Наследство в Тоскане — страница 47 из 50

Встав у края кровати, я взяла бритву. Запах пены для бритья был знаком мне, как влажный воздух Флориды.

– Как вы тут справлялись без меня? – спросила я.

– Без тебя все не так, – ответил он.

Я окунула бритву в мисочку с водой и осторожно выбрила ему челюсть и подбородок.

– Дома хорошо. Но и в поездке было очень интересно. Я многое узнала. – Я замолчала, сконцентрировавшись на том, что делала, потом сполоснула бритву и несколько раз постучала ей по краю мисочки, прежде чем продолжить. – Папа, нам надо поговорить.

Его кадык дернулся, и я посмотрела ему в глаза. Он озабоченно прищурился.

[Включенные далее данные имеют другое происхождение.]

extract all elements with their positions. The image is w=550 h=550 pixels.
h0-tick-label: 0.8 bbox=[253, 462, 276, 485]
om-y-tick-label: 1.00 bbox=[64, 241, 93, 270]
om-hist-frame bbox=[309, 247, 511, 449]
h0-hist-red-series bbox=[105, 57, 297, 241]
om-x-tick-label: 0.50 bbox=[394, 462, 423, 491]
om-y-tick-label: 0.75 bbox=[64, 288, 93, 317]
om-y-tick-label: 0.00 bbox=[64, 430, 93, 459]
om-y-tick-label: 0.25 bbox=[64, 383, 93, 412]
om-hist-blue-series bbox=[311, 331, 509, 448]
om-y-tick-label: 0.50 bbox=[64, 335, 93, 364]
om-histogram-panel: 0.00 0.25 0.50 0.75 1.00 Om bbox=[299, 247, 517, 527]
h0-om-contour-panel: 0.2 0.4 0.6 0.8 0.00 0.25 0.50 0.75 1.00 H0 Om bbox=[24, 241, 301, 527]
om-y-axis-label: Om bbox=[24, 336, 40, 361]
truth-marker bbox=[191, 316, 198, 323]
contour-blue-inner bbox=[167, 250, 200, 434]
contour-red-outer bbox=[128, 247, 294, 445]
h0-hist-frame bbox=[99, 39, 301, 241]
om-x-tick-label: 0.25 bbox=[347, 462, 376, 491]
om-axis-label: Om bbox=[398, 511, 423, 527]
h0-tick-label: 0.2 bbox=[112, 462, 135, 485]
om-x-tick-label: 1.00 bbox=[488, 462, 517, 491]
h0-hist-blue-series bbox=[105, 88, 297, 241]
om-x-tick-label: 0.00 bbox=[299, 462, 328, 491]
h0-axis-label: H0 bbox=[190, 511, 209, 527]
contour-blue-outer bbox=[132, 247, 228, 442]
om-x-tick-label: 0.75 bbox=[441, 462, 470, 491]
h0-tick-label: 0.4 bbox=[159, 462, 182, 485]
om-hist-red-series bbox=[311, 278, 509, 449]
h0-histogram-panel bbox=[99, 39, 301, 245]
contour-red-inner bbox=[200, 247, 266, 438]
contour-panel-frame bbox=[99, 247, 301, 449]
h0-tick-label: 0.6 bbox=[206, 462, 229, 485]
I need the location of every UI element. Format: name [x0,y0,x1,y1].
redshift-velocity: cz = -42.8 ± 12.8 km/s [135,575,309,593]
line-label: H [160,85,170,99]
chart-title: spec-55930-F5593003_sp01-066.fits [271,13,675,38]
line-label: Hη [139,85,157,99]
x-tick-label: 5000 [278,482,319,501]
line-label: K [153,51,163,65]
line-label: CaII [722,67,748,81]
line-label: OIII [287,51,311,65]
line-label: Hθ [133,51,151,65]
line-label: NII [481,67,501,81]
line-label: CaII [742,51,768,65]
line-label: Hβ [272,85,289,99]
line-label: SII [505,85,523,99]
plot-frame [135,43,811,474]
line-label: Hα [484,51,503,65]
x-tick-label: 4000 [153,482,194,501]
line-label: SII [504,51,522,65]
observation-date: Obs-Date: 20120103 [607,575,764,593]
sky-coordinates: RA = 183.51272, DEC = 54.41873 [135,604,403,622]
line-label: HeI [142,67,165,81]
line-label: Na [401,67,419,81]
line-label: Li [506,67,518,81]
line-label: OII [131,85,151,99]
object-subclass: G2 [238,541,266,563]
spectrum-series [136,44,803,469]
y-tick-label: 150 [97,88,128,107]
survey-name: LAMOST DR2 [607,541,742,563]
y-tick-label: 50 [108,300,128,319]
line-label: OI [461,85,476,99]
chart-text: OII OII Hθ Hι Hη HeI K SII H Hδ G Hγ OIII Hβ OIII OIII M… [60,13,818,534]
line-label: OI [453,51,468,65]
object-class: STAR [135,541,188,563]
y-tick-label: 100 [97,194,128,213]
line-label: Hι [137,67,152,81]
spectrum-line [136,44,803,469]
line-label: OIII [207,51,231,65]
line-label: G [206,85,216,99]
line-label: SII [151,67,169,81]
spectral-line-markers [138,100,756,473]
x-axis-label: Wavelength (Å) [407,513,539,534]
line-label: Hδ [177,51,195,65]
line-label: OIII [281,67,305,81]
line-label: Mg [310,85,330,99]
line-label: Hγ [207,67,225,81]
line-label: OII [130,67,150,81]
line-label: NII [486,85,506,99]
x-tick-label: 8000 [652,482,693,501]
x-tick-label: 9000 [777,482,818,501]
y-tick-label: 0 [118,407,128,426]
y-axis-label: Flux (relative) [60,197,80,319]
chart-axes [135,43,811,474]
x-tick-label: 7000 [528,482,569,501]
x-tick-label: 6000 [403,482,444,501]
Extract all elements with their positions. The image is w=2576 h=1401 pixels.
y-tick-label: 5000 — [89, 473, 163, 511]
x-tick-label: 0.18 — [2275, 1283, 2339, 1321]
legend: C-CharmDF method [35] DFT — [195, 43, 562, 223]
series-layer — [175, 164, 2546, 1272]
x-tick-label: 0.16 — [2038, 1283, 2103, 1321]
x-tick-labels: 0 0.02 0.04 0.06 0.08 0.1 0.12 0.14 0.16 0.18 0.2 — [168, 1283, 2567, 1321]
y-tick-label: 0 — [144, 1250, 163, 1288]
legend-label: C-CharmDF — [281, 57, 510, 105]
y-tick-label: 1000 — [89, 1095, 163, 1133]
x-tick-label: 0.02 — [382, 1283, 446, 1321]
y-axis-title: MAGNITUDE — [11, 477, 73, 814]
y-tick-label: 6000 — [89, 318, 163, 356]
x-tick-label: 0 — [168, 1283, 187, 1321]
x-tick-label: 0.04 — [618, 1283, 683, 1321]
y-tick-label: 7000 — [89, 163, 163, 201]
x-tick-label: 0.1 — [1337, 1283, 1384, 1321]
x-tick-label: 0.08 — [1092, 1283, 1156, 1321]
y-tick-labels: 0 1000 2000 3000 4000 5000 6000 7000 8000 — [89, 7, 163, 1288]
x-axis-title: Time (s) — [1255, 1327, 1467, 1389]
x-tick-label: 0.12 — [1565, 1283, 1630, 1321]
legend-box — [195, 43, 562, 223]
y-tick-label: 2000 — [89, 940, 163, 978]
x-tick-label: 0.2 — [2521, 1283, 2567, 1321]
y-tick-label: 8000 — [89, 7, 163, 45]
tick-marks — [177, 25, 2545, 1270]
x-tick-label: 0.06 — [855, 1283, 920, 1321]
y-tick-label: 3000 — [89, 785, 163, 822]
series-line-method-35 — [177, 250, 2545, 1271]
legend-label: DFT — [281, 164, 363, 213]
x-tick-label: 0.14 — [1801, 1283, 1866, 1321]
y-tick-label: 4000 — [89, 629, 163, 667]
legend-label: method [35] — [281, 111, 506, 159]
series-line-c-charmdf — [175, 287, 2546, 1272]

Или я увидела страх в его взгляде?

Прежде чем сказать еще хоть слово, я закончила бритье и насухо вытерла ему лицо мягким полотенцем. Все это время он тоже молчал.

Убрав бритвенные принадлежности, я снова села.

– Я хочу поговорить с тобой об очень важном, – наконец сказала я. – Но сначала ты должен кое-что узнать. На той неделе я сказала тебе неправду. Я сказала, что лечу в Лондон на конференцию, но это была ложь.

– Ложь?

– Да. Я летала не в Лондон. Я была в Италии.

Он крепко сжал губы и нахмурил брови.

– Зачем?

– Потому что скончался Антон Кларк, – ответила я. – У него был сердечный приступ, и он умер.

Мой отец покраснел и несколько раз моргнул.

– Антон Кларк?..

Сделав глубокий вдох, я очень медленно произнесла:

– Папа… Пожалуйста. Ты знаешь, кто это. Не делай вид, что это не так.

Казалось, он лишился дара речи, так что, помолчав, я попыталась снова.

– Я знаю про Антона с тех пор, как умерла мама, – объяснила я. – За несколько часов до смерти она сказала мне, что он – мой настоящий отец, но умоляла меня сохранить это в тайне от тебя, потому что она боялась, что тебе будет очень больно, если ты узнаешь, что я не твоя дочь. – Я опустила голову. – Она знала, как ты любишь меня, и я тоже это знаю. Ты был мне чудесным отцом. – Сделав глубокий вдох, я снова посмотрела на него. – Но ты же знал правду все это время, верно? Только делал вид, что не знаешь. Почему?

У него дернулась челюсть, и он отвернулся, прижавшись щекой к подушке.

– Я не желаю разговаривать про Тоскану.

Я выпрямилась на стуле и взяла его за руку.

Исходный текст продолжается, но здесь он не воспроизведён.